Abu Zubaydah and Iran
11:55 AM, Jun 13, 2012 • By THOMAS JOSCELYN
A one-page biography of Zubaydah prepared by the U.S. government reads: “In November 2001, Abu Zubaydah helped smuggle now-deceased al Qaeda in Iraq leader Abu Musab al Zarqawi and some 70 Arab fighters out of Kandahar, Afghanistan, into Iran.”
Zarqawi will always be remembered for his vehement hatred of Shiites. The Iranians did not imprison him, however, but instead allowed him to make his way onto Iraq, bringing mayhem and chaos with him. There is evidence that Zarqawi coordinated his network’s activities from Iranian soil for a time.
Ali Saleh Husain, an al Qaeda operative who worked with Zubaydah, also helped relocate al Qaeda operatives and their family members to Iran in late 2001. In January 2009, the Treasury Department reported: “In 2001 after the fall of the Taliban, Husain facilitated the move of al Qaeda-associated fighters, including an al Qaeda military commander, from Afghanistan to Iran. After leaving Afghanistan, Husain was responsible for smuggling al Qaeda members and associates via networks in Zahedan, Iran.”
In 2003, after terrorist attacks in Riyadh and elsewhere were traced to al Qaeda’s network in Iran, Husain and other senior al Qaeda operatives were placed under house arrest. Zahedan, which sits on Iran’s border with Afghanistan and Pakistan, remained a hotbed for al Qaeda activity even after Husain was detained, however.
Another example can be found in the story of Guantanamo detainee Bensayah Belkacem. According to a leaked Joint Task Force Guantanamo (JTF-GTMO) memo, Belkacem was Zubaydah’s contact in Bosnia. Belkacem was a member of the controversial group known as the “Algerian Six,” a group of Algerians who had relocated to Bosnia and were linked to extremist activity. The other members of the group had their habeas petitions granted by a DC district court, but Belkacem had his petition for a writ of habeas corpus denied.
JTF-GTMO officials found that Belkacem “applied for an Iranian visa on 1 October 2001 in Sarajevo intending to travel to Afghanistan through Iran and then assist the other Algerians [sic] jihadist elements in Afghanistan in anticipation of the US campaign following the 11 September 2001 attacks.”
Iran clearly provided a hospitable operating environment for Zubaydah and his colleagues. It is no wonder that Zubaydah himself, per Rodriguez’s testimony, may have planned to move there.
Some of have seized on the tensions between Iran and al Qaeda that arose later, after the Iranians did not release some al Qaeda members from house arrest in a timely manner.
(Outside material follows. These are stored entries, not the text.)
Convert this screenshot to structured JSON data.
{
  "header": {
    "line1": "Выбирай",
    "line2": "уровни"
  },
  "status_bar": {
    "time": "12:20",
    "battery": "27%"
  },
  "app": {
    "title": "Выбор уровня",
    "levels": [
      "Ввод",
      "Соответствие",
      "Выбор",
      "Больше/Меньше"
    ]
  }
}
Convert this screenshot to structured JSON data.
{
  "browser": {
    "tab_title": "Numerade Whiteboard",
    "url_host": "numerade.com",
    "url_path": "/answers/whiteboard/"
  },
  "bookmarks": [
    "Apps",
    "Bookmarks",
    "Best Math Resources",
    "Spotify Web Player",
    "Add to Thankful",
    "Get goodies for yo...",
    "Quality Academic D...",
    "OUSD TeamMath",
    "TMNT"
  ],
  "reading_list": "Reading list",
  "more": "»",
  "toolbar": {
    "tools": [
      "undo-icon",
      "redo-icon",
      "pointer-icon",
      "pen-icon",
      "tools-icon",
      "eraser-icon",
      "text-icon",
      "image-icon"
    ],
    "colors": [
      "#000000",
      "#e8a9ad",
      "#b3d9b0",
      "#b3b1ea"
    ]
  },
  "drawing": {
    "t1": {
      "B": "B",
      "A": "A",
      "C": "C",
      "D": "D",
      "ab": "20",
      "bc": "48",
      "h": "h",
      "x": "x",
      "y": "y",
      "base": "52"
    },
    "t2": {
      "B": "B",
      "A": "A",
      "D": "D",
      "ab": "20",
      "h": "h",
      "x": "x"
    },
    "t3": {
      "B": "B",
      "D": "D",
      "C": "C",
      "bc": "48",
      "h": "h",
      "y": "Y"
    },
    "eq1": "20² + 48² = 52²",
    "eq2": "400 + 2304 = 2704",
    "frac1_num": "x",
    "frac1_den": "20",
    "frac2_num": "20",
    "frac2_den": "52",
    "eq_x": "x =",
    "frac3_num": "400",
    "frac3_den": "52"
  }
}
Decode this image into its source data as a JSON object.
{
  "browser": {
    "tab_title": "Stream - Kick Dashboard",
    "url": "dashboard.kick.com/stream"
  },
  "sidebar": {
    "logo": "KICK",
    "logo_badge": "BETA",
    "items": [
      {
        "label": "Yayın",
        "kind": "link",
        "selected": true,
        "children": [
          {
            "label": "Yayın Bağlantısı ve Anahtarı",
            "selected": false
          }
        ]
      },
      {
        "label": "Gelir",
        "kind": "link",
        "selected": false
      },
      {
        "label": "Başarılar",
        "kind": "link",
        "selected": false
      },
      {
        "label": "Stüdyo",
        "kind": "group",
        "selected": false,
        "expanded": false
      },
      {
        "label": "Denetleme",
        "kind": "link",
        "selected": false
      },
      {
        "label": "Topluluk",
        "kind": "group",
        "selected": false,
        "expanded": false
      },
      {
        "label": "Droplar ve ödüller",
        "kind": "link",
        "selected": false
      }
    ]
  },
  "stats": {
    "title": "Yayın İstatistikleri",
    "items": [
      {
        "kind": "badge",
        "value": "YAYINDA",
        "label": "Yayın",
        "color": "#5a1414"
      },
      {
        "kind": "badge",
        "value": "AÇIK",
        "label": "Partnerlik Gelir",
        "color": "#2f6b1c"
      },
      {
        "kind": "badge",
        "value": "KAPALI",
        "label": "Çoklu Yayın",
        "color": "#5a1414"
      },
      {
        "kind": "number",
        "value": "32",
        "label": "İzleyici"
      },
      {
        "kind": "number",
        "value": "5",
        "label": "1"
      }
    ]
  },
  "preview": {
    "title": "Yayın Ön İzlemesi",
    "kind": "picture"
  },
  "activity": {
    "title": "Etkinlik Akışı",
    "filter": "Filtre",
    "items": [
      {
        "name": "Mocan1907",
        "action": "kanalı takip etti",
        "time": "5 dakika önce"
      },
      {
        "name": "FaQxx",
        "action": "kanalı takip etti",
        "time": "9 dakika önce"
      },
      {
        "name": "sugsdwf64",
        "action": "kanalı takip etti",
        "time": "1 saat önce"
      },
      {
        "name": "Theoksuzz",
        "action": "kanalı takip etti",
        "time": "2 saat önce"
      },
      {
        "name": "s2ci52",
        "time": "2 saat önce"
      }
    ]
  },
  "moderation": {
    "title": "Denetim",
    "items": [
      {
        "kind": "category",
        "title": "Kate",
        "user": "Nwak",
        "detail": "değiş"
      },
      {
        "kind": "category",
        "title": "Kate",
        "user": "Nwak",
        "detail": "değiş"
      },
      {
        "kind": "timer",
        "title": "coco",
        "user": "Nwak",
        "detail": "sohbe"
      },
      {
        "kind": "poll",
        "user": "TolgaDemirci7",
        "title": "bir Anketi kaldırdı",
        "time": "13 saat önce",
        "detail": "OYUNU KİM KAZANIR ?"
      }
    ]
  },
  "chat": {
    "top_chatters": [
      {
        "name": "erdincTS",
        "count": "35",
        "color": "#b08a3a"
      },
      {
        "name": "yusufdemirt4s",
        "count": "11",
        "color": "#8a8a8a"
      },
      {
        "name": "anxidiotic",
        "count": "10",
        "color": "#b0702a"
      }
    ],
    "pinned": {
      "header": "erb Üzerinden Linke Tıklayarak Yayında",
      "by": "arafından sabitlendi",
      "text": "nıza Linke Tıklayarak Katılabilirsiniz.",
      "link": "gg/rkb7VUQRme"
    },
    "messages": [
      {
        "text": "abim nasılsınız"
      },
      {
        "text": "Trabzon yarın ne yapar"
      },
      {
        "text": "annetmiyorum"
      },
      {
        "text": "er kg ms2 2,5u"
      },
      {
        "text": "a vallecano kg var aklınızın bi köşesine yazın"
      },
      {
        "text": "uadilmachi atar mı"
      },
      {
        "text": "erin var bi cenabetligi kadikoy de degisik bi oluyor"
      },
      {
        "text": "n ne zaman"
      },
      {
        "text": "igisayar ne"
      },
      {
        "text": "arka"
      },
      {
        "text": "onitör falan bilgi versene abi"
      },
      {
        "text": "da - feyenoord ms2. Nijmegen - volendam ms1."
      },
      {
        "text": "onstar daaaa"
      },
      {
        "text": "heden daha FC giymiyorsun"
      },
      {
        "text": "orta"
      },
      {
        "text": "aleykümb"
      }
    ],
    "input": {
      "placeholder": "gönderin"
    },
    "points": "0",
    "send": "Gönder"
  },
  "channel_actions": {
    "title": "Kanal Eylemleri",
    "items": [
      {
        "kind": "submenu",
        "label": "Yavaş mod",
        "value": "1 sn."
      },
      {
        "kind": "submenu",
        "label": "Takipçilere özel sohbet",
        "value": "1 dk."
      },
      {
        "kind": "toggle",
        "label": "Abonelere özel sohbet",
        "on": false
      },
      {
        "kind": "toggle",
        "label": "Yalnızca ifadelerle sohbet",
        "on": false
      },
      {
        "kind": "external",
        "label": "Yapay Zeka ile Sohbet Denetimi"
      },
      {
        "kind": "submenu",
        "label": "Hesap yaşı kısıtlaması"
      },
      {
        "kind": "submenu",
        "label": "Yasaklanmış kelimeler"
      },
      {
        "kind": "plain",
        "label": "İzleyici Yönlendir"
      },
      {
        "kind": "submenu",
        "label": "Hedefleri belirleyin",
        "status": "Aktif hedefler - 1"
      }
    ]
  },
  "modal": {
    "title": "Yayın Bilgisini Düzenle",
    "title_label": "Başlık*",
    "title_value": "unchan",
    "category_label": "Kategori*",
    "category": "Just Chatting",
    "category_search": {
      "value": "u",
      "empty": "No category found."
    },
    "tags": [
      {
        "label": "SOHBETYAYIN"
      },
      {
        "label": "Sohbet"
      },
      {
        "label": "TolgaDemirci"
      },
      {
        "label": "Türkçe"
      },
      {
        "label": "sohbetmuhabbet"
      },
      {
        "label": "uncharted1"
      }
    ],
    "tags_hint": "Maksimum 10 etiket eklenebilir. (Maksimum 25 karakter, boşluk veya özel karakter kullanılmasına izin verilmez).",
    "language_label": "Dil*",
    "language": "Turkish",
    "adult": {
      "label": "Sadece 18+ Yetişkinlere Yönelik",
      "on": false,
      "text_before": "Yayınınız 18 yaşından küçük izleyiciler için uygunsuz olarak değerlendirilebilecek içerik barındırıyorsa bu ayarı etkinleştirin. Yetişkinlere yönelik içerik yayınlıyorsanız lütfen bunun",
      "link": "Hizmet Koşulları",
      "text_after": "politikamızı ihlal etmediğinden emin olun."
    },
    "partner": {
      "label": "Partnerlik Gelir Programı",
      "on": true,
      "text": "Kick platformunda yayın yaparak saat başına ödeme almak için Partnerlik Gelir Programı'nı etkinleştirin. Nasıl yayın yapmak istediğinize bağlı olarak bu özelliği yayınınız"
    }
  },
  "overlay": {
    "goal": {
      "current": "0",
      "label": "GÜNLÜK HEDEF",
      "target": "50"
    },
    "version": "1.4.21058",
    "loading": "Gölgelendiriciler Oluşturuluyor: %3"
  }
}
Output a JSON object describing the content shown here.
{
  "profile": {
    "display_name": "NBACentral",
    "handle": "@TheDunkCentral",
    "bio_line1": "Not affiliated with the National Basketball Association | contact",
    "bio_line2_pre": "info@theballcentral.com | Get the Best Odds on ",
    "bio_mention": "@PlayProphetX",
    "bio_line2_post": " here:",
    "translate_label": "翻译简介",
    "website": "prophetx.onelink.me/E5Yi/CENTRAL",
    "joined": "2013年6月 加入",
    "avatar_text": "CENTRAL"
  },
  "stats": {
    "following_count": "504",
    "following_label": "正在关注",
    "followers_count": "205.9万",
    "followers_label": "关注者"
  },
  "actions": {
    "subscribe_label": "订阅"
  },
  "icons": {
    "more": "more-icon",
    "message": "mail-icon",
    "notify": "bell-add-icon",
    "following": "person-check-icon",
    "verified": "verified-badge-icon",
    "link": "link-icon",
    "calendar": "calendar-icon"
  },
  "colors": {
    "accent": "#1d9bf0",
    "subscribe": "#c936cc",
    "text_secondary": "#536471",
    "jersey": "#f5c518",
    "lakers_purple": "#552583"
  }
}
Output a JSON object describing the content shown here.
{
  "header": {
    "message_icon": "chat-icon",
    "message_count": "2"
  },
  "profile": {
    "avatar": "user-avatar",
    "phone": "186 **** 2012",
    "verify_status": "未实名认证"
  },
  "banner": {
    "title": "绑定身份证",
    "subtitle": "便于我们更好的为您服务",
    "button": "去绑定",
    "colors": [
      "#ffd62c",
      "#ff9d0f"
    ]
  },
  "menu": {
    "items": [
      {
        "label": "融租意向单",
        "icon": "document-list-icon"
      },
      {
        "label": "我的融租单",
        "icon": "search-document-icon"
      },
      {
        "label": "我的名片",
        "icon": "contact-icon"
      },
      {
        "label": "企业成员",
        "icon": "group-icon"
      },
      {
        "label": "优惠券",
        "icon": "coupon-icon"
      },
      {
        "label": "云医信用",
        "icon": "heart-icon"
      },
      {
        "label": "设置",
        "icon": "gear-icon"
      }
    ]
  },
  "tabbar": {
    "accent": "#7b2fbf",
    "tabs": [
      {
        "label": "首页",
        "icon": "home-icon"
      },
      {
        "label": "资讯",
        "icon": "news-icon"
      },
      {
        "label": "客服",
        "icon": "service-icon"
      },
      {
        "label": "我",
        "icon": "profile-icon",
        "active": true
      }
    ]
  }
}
Those tensions, reflected in a narrow set of Osama bin Laden’s documents released to the public, were very real, but they do not define the entire relationship. Iran and al Qaeda cooperated both before and since.
Nearly all of the materials in the U.S. government’s possession pertaining to Iran’s ties to al Qaeda, including Zubaydah’s videos, should be declassified and released to the public.
Thomas Joscelyn is a senior fellow at the Foundation for Defense of Democracies.